Shell CEO Wael Sawan warned that the blockade of the Strait of Hormuz could push energy shortages into 2027, citing a 900 million barrel production gap that has been filled only by stock drawdown. The move underscores the fragility of global supply lines amid geopolitical tensions.

The backdrop is the U.S.-Iran conflict that began in late February, which has cut off roughly 20% of the world's oil and natural gas from passing through the Persian Gulf. As a result, Iraq, Kuwait and Qatar have halted production, and Asian buyers are competing for remaining supplies, driving Brent crude to $111.19 a barrel.

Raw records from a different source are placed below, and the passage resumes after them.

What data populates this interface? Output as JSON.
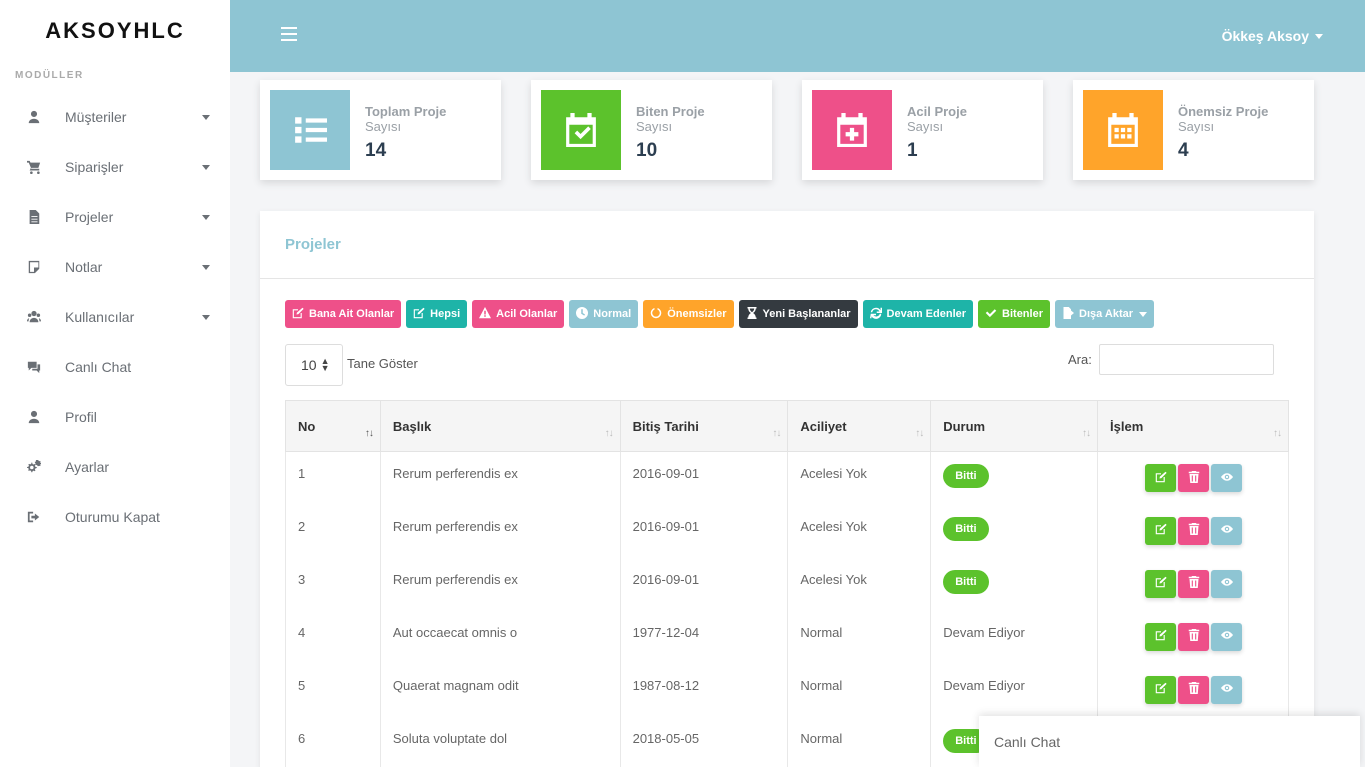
{
  "brand": "AKSOYHLC",
  "sidebar": {
    "section_title": "MODÜLLER",
    "items": [
      {
        "label": "Müşteriler",
        "icon": "user-icon",
        "has_caret": true
      },
      {
        "label": "Siparişler",
        "icon": "cart-icon",
        "has_caret": true
      },
      {
        "label": "Projeler",
        "icon": "file-icon",
        "has_caret": true
      },
      {
        "label": "Notlar",
        "icon": "note-icon",
        "has_caret": true
      },
      {
        "label": "Kullanıcılar",
        "icon": "users-icon",
        "has_caret": true
      },
      {
        "label": "Canlı Chat",
        "icon": "chat-icon",
        "has_caret": false
      },
      {
        "label": "Profil",
        "icon": "profile-icon",
        "has_caret": false
      },
      {
        "label": "Ayarlar",
        "icon": "gears-icon",
        "has_caret": false
      },
      {
        "label": "Oturumu Kapat",
        "icon": "logout-icon",
        "has_caret": false
      }
    ]
  },
  "topbar": {
    "user_name": "Ökkeş Aksoy"
  },
  "stats": [
    {
      "title": "Toplam Proje",
      "subtitle": "Sayısı",
      "value": "14",
      "color": "#8ec5d3",
      "icon": "list-icon"
    },
    {
      "title": "Biten Proje",
      "subtitle": "Sayısı",
      "value": "10",
      "color": "#5cc22c",
      "icon": "calendar-check-icon"
    },
    {
      "title": "Acil Proje",
      "subtitle": "Sayısı",
      "value": "1",
      "color": "#ee5089",
      "icon": "calendar-plus-icon"
    },
    {
      "title": "Önemsiz Proje",
      "subtitle": "Sayısı",
      "value": "4",
      "color": "#ffa42a",
      "icon": "calendar-grid-icon"
    }
  ],
  "panel": {
    "title": "Projeler"
  },
  "filters": [
    {
      "label": "Bana Ait Olanlar",
      "color": "#ee5089",
      "icon": "edit-icon"
    },
    {
      "label": "Hepsi",
      "color": "#1eb4a8",
      "icon": "edit-icon"
    },
    {
      "label": "Acil Olanlar",
      "color": "#ee5089",
      "icon": "warning-icon"
    },
    {
      "label": "Normal",
      "color": "#8ec5d3",
      "icon": "clock-icon"
    },
    {
      "label": "Önemsizler",
      "color": "#ffa42a",
      "icon": "circle-notch-icon"
    },
    {
      "label": "Yeni Başlananlar",
      "color": "#343a40",
      "icon": "hourglass-icon"
    },
    {
      "label": "Devam Edenler",
      "color": "#1eb4a8",
      "icon": "sync-icon"
    },
    {
      "label": "Bitenler",
      "color": "#5cc22c",
      "icon": "check-icon"
    },
    {
      "label": "Dışa Aktar",
      "color": "#8ec5d3",
      "icon": "export-icon"
    }
  ],
  "table_controls": {
    "page_length": "10",
    "length_label": "Tane Göster",
    "search_label": "Ara:",
    "search_value": ""
  },
  "table": {
    "headers": [
      "No",
      "Başlık",
      "Bitiş Tarihi",
      "Aciliyet",
      "Durum",
      "İşlem"
    ],
    "rows": [
      {
        "no": "1",
        "title": "Rerum perferendis ex",
        "date": "2016-09-01",
        "urgency": "Acelesi Yok",
        "status": "Bitti",
        "status_badge": true
      },
      {
        "no": "2",
        "title": "Rerum perferendis ex",
        "date": "2016-09-01",
        "urgency": "Acelesi Yok",
        "status": "Bitti",
        "status_badge": true
      },
      {
        "no": "3",
        "title": "Rerum perferendis ex",
        "date": "2016-09-01",
        "urgency": "Acelesi Yok",
        "status": "Bitti",
        "status_badge": true
      },
      {
        "no": "4",
        "title": "Aut occaecat omnis o",
        "date": "1977-12-04",
        "urgency": "Normal",
        "status": "Devam Ediyor",
        "status_badge": false
      },
      {
        "no": "5",
        "title": "Quaerat magnam odit",
        "date": "1987-08-12",
        "urgency": "Normal",
        "status": "Devam Ediyor",
        "status_badge": false
      },
      {
        "no": "6",
        "title": "Soluta voluptate dol",
        "date": "2018-05-05",
        "urgency": "Normal",
        "status": "Bitti",
        "status_badge": true
      }
    ],
    "action_colors": {
      "edit": "#5cc22c",
      "delete": "#ee5089",
      "view": "#8ec5d3"
    }
  },
  "chat": {
    "label": "Canlı Chat"
  }
}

In a bid to mitigate risk, Shell agreed to acquire Canadian shale producer ARC Resources for $13.6 billion, its largest deal in more than a decade. The purchase is intended to support production growth through 2030 and bolster the LNG Canada facility that exports natural gas to Asia.

Sawan explained that the company has been evaluating ARC for two years before the Iran war, and that the acquisition is part of a broader strategy to diversify production. He noted that the situation is profound, affecting both oil and LNG. Regarding the current shortage, Sawan said, "We are talking about roughly 900 million barrels that haven't been produced in the last couple of months and that's been replaced essentially by stock drawdown." He added that demand curtailment and fuel switching are now occurring in certain areas.

Looking ahead, Shell expects supply-demand balances to remain tight for the coming months, if not into next year, and will continue to pursue new horizons while managing the immediate impact of the Strait blockade.